As práticas que o programa preconiza, cuja análise exaustiva não cabe neste curto espaço (cite-se, por todas, a substituição da compreensão oral pela memorização mecânica) sobressaem de uma molhada metodológica (a confusão entre conceitos, objectivos e ímpetos declarativos tornam a coisa simplesmente imprestável para qualquer orientação séria) e tipificam a vã glória de Nuno Crato: retroceder três décadas e sacralizar as piores práticas. Este programa impõe o que o Conselho Nacional de Educação diz estar errado. Este programa retira qualquer espaço de liberdade aos professores e impede a recuperação dos alunos em dificuldade, no dizer da Associação de Professores de Português. Este programa tem uma extensão irrealista face à natureza psicopedagógica das crianças a que se destina.
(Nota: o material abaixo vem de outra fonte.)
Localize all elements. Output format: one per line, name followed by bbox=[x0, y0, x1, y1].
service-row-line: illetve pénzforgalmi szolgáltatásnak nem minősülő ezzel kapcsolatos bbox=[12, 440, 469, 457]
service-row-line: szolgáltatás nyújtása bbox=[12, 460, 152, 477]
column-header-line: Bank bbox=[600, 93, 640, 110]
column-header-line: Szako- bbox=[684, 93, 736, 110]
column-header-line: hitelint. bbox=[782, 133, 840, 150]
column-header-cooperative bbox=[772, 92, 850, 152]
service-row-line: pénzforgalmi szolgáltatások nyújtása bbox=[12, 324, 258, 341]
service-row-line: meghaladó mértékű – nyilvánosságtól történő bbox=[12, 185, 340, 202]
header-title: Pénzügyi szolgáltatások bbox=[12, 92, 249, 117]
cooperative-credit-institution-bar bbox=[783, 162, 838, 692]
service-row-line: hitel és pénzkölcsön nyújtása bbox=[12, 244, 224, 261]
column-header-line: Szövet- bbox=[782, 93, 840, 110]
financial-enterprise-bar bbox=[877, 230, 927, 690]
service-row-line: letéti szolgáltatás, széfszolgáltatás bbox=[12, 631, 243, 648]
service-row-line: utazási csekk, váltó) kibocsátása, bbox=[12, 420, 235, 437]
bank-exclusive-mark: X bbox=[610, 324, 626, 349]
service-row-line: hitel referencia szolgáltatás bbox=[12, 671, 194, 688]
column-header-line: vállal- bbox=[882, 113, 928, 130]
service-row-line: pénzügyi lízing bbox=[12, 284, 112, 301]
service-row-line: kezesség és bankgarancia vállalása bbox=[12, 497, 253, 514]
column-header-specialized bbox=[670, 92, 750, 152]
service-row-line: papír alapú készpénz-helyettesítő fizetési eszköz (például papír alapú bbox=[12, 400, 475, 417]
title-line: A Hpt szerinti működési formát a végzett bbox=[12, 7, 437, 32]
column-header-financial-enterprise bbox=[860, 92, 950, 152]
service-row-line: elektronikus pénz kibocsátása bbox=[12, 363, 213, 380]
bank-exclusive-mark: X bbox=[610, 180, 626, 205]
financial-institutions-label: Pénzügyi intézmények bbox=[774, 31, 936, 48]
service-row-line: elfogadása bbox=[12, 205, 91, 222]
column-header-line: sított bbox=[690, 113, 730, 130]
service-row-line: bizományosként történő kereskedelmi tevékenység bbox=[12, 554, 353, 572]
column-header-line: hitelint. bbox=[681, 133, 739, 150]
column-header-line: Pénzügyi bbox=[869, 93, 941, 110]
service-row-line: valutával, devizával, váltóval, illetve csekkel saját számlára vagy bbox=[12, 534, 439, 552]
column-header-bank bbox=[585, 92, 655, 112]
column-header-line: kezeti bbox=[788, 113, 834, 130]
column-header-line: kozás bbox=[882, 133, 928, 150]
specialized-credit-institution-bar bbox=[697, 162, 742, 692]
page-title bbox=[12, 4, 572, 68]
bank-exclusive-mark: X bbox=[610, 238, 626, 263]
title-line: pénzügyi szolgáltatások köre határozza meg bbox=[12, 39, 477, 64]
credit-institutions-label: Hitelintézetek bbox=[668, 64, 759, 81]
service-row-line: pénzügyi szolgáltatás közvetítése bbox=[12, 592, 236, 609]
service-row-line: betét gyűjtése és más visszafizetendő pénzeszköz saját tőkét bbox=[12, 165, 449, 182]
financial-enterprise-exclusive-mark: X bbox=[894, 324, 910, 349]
Este programa é obsessivo em relação aos exames.
O homem que se referiu às ciências da educação como ocultas ficará, paradoxalmente, notabilizado por contaminar o sistema educativo com um cientismo econometrista baixo, que alastra perigosamente, aprisionando os docentes e reduzindo-os a um funcionalismo imposto pela burocratização normativa.
A política de Crato abandonou o conhecimento sobre o ser integral e fixou-se numa concepção utilitarista, dramaticamente redutora. Com este precedente, o caminho para a perversão interpretativa da missão da Escola e dos professores ficou aberto à preponderância grotesca das metas, com consequências lesivas no futuro de todos.
A Educação afunda-se com Nuno Crato a tocar no convés.